Hal tersebut disampaikan saat menghadiri pelantikan Biru Muda Project bertajuk “UNWRAP: From Potential to Impact Conference 2026” di Jakarta, Sabtu (2/5/2026).
Menurutnya, struktur ketenagakerjaan Indonesia saat ini masih didominasi sektor informal. Dari total angkatan kerja, lebih dari 155 juta orang berada di sektor tersebut, sementara jutaan lainnya belum terserap secara optimal di pasar kerja.
“Generasi muda diharapkan tidak hanya menjadi bagian dari angka statistik, tetapi mampu menunjukkan kemampuan melalui tindakan nyata,” ujar Afriansyah Noor, kepada Garda45.com
Ia menilai, kesenjangan antara dunia pendidikan dan kebutuhan industri masih menjadi persoalan utama yang memengaruhi rendahnya penyerapan tenaga kerja. Karena itu, transformasi menyeluruh dalam pembangunan sumber daya manusia dinilai mendesak agar lebih adaptif terhadap perubahan zaman.
Dalam konteks tersebut, generasi muda didorong untuk tidak hanya berorientasi sebagai pencari kerja, tetapi juga mampu menciptakan peluang melalui inovasi, kewirausahaan, serta pemanfaatan teknologi digital.
“Generasi muda memiliki potensi besar untuk menjadi penggerak ekonomi melalui penciptaan peluang kerja baru, terutama di era digital,” katanya.
Lebih lanjut, pemerintah terus memperkuat ekosistem ketenagakerjaan melalui kolaborasi lintas sektor yang melibatkan pemerintah, industri, akademisi, komunitas, hingga media.
Sebagai langkah konkret, Kementerian Ketenagakerjaan pada 2026 menetapkan empat pilar strategis, yaitu penguatan pelatihan vokasi melalui skilling dan reskilling, pengembangan Talent and Innovation Hub (TIH), perluasan akses pelatihan termasuk bagi penyandang disabilitas, serta peningkatan produktivitas melalui Labor Productivity Clinics.
Selain itu, pengembangan talenta juga dilakukan melalui pendekatan inkubasi untuk mendorong lahirnya wirausaha digital baru.

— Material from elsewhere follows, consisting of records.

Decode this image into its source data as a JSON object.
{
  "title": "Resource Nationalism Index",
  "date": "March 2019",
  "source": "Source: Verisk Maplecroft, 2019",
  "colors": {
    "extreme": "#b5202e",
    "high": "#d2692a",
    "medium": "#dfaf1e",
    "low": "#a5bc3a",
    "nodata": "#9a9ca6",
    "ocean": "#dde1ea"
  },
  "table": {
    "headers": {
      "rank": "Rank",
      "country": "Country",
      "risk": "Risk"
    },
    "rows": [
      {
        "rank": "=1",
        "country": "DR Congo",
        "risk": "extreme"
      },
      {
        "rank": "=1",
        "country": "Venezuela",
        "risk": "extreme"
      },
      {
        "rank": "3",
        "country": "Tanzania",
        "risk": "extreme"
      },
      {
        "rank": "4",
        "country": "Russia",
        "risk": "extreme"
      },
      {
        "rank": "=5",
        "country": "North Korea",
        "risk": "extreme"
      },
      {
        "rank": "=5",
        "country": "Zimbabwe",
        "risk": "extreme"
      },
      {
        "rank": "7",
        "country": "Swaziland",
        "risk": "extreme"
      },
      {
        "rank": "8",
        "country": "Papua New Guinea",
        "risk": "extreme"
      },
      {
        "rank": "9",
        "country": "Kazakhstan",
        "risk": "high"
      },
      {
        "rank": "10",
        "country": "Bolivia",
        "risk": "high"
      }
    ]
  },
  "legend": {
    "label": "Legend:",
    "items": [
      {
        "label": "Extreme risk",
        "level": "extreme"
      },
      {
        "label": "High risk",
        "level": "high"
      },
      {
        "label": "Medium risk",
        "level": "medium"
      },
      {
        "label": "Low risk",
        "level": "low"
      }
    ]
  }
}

Upaya ini diharapkan mampu menciptakan pelaku ekonomi mandiri yang inovatif, termasuk di sektor ekonomi kreatif dan industri hijau.
“Seluruh program tersebut merupakan bagian dari strategi terintegrasi untuk membangun ekosistem ketenagakerjaan yang adaptif, inklusif, dan berdaya saing global,” tutup Afriansyah Noor.